Les deux médecins répondirent par un geste d’assentiment, et aidés par le père Absinthe et un autre agent, ils soulevèrent le cadavre et l’étendirent sur deux tables, préalablement mises bout à bout.

Il n’y avait pas eu à étudier l’attitude du corps, pour en tirer quelque éclaircissement, puisque le malheureux qui râlait encore à l’arrivée de la ronde avait été déplacé avant d’expirer.

— Approchez-vous, sergent, commanda le commissaire de police, et regardez bien cet homme.

C’est avec une très-visible répugnance que le vieux troupier obéit.

— Quel est l’uniforme qu’il porte ? continua le commissaire.

— Celui du 53e de ligne, 2e bataillon, compagnie des voltigeurs.

— Le reconnaissez-vous ?

— Aucunement.

— Vous êtes sûr qu’il n’appartient pas à votre régiment ?

— Ça, je ne puis l’affirmer ; il y a au dépôt des conscrits que je n’ai jamais vus.

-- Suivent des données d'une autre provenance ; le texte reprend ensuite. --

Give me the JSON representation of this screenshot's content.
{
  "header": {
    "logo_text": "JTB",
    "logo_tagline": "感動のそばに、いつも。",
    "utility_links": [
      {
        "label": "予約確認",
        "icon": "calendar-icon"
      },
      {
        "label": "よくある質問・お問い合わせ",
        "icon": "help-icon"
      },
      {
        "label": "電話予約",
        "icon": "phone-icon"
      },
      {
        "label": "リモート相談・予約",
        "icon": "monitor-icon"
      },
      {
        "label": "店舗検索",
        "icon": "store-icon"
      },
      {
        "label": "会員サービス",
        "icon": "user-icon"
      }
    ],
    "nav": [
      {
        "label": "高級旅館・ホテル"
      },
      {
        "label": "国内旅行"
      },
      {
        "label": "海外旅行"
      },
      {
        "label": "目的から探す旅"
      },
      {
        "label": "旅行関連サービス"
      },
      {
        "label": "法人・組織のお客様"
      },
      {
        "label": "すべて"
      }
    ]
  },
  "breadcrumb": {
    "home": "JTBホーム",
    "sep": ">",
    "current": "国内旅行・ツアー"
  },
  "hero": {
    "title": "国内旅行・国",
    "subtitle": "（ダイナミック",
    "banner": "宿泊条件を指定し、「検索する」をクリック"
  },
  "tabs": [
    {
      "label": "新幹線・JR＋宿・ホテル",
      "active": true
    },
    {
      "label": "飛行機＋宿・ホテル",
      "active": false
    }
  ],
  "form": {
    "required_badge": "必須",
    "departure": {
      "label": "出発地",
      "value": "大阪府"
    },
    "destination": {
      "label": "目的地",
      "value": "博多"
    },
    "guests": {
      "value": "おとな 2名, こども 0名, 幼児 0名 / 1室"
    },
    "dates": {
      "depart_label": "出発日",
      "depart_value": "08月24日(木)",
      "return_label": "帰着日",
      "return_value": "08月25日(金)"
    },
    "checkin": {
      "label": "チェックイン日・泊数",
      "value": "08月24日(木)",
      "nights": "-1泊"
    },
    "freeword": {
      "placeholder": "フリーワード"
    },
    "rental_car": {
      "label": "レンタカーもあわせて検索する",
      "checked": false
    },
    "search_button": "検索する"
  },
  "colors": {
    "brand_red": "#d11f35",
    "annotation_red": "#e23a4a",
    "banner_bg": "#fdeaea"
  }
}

Mais je suis prêt à affirmer qu’il n’a jamais fait partie du 2e bataillon, qui est le mien, de la compagnie des voltigeurs dont je suis le sergent-major.

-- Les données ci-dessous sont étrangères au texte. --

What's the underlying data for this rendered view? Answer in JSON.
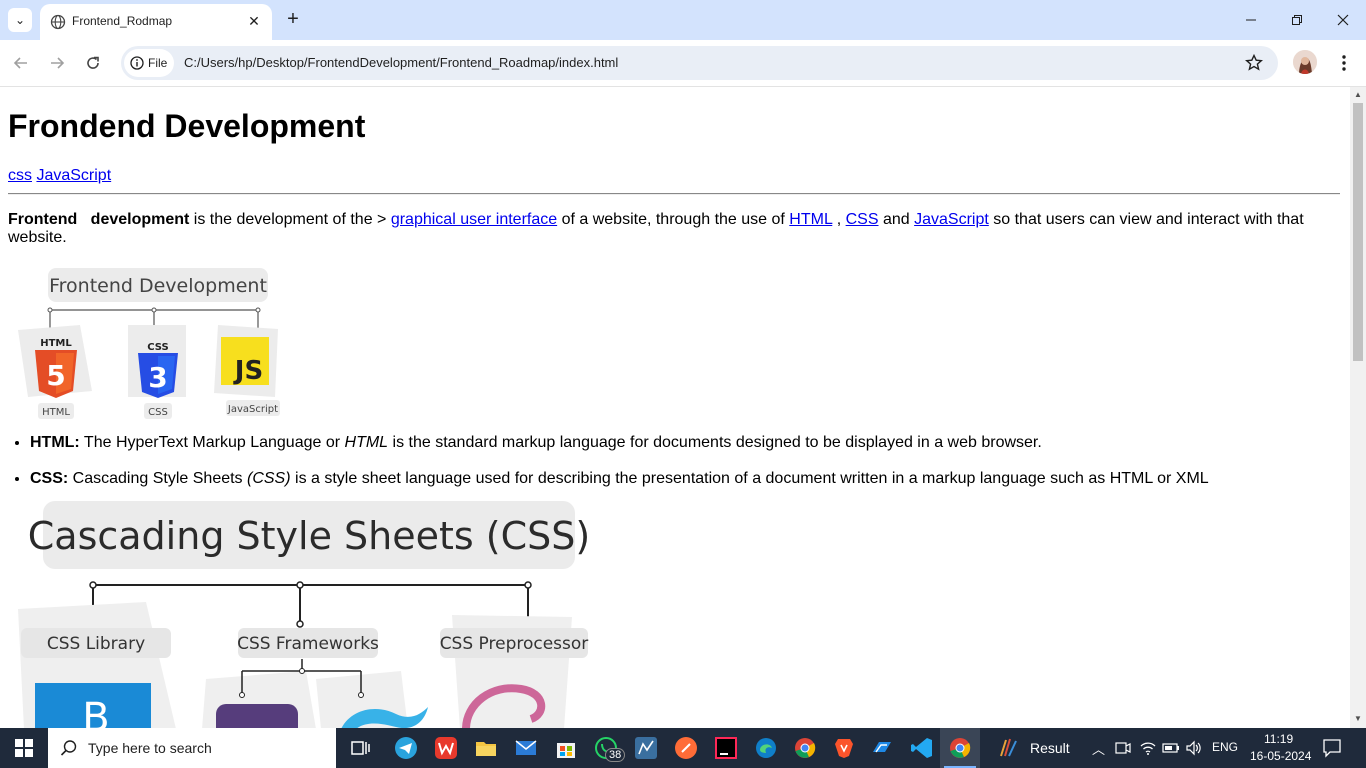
{
  "browser": {
    "tab_title": "Frontend_Rodmap",
    "url_chip": "File",
    "url": "C:/Users/hp/Desktop/FrontendDevelopment/Frontend_Roadmap/index.html",
    "colors": {
      "tabbar": "#d3e3fd",
      "omnibox": "#e9eef6"
    }
  },
  "page": {
    "title": "Frondend Development",
    "nav": [
      "css",
      "JavaScript"
    ],
    "intro": {
      "bold1": "Frontend",
      "bold2": "development",
      "text1": " is the development of the > ",
      "link1": "graphical user interface",
      "text2": " of a website, through the use of ",
      "link2": "HTML",
      "text3": " , ",
      "link3": "CSS",
      "text4": " and ",
      "link4": "JavaScript",
      "text5": " so that users can view and interact with that website."
    },
    "fd_diagram": {
      "title": "Frontend Development",
      "items": [
        "HTML",
        "CSS",
        "JavaScript"
      ],
      "logo_html": "HTML",
      "logo_css": "CSS",
      "logo_js": "JS",
      "logo_html_num": "5",
      "logo_css_num": "3"
    },
    "list": [
      {
        "term": "HTML:",
        "text1": " The HyperText Markup Language or ",
        "em": "HTML",
        "text2": " is the standard markup language for documents designed to be displayed in a web browser."
      },
      {
        "term": "CSS:",
        "text1": " Cascading Style Sheets ",
        "em": "(CSS)",
        "text2": " is a style sheet language used for describing the presentation of a document written in a markup language such as HTML or XML"
      }
    ],
    "css_diagram": {
      "title": "Cascading Style Sheets (CSS)",
      "items": [
        "CSS Library",
        "CSS Frameworks",
        "CSS Preprocessor"
      ],
      "logo_b": "B"
    }
  },
  "taskbar": {
    "search_placeholder": "Type here to search",
    "whatsapp_badge": "38",
    "result_label": "Result",
    "lang": "ENG",
    "time": "11:19",
    "date": "16-05-2024"
  }
}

Lecoq, resté à l’écart jusque-là, s’avança.

— Peut-être serait-il bon, dit-il, de voir le numéro matricule des effets de cet homme.

— L’idée est bonne, approuva le sergent.

— Voici toujours son képi, ajouta le jeune policier, il porte au fond le numéro 3,129.

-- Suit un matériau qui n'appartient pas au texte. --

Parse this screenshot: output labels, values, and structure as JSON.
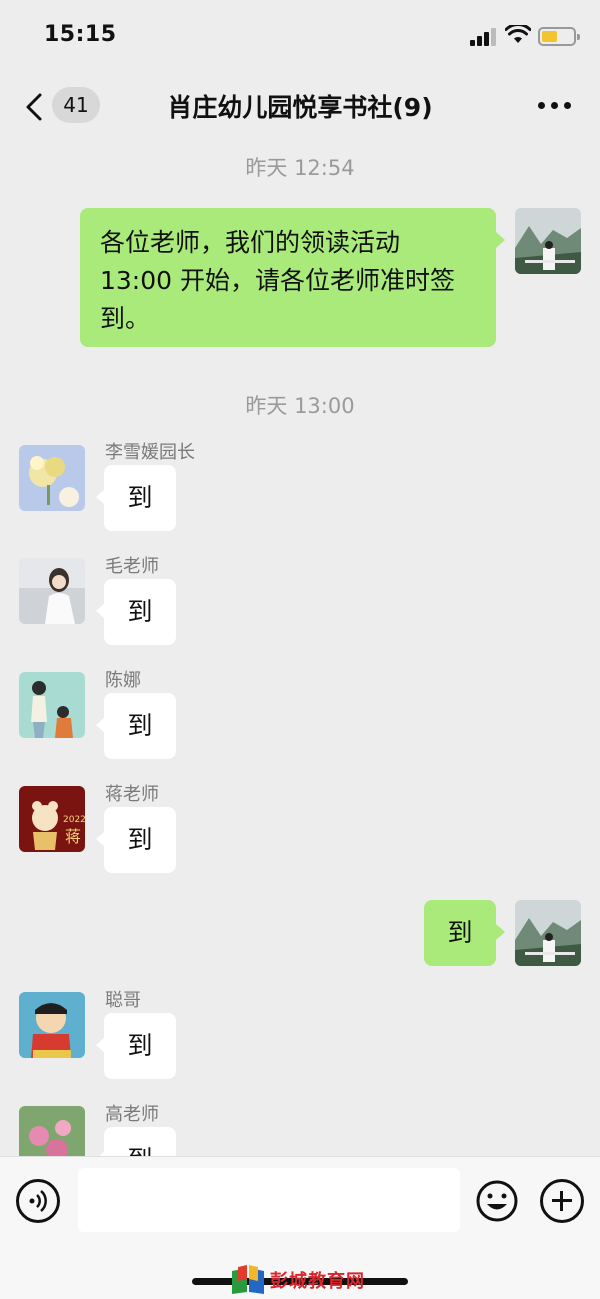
{
  "status_bar": {
    "time": "15:15"
  },
  "nav": {
    "unread_count": "41",
    "title": "肖庄幼儿园悦享书社(9)"
  },
  "messages": [
    {
      "type": "time",
      "text": "昨天 12:54"
    },
    {
      "type": "out",
      "text": "各位老师，我们的领读活动 13:00 开始，请各位老师准时签到。"
    },
    {
      "type": "time",
      "text": "昨天 13:00"
    },
    {
      "type": "in",
      "sender": "李雪媛园长",
      "text": "到"
    },
    {
      "type": "in",
      "sender": "毛老师",
      "text": "到"
    },
    {
      "type": "in",
      "sender": "陈娜",
      "text": "到"
    },
    {
      "type": "in",
      "sender": "蒋老师",
      "text": "到"
    },
    {
      "type": "out",
      "text": "到"
    },
    {
      "type": "in",
      "sender": "聪哥",
      "text": "到"
    },
    {
      "type": "in",
      "sender": "高老师",
      "text": "到"
    }
  ],
  "avatar_art": {
    "jiang_year": "2022",
    "jiang_char": "蒋"
  },
  "input": {
    "value": ""
  },
  "watermark": {
    "text": "彭城教育网"
  },
  "colors": {
    "outgoing_bubble": "#a9ea7a",
    "incoming_bubble": "#ffffff",
    "background": "#ededed"
  }
}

On suivit le conseil de Lecoq, et il fut reconnu que chacune des pièces de l’habillement de cet infortuné, était timbrée d’un numéro différent.

— Parbleu !… murmura le sergent, il en a de toutes les paroisses… C’est singulier tout de même !…

Invité à vérifier scrupuleusement ses assertions, le brave troupier redoubla d’application, rassemblant par un effort toutes ses facultés intellectuelles.

— Ma foi !… dit-il enfin, je parierais mes galons qu’il n’a jamais été militaire. Ce particulier doit être un pékin qui se sera déguisé comme cela par farce, à l’occasion du dimanche gras.

— À quoi reconnaissez-vous cela !…

— Dame !… je le sens mieux que je ne puis l’expliquer. Je le reconnais à ses cheveux, à ses ongles, à sa tenue, à un certain je ne sais quoi, enfin à tout et à rien… Et tenez, le pauvre diable ne savait seulement pas se chausser, il a lacé ses guêtres à l’envers.

Il n’y avait évidemment plus à hésiter après ce témoignage, qui venait confirmer la première observation de Lecoq.

— Cependant, insista le commissaire, si cet individu est un pékin, comment s’est-il procuré ces effets ? Peut-il les avoir empruntés à des hommes de votre compagnie ?

— À la grande rigueur, oui… mais il est difficile de l’imaginer.

— Est-il du moins possible de s’en assurer ?

— Oh !… très-bien. Je n’ai qu’à courir à la caserne et à ordonner une revue d’habillement.

— En effet, approuva le commissaire, le moyen est bon.

Mais Lecoq venait d’en imaginer un aussi concluant et plus prompt.

— Un mot, sergent, dit-il. Est-ce que les régiments ne vendent pas de temps à autre, aux enchères publiques, les effets hors de service ?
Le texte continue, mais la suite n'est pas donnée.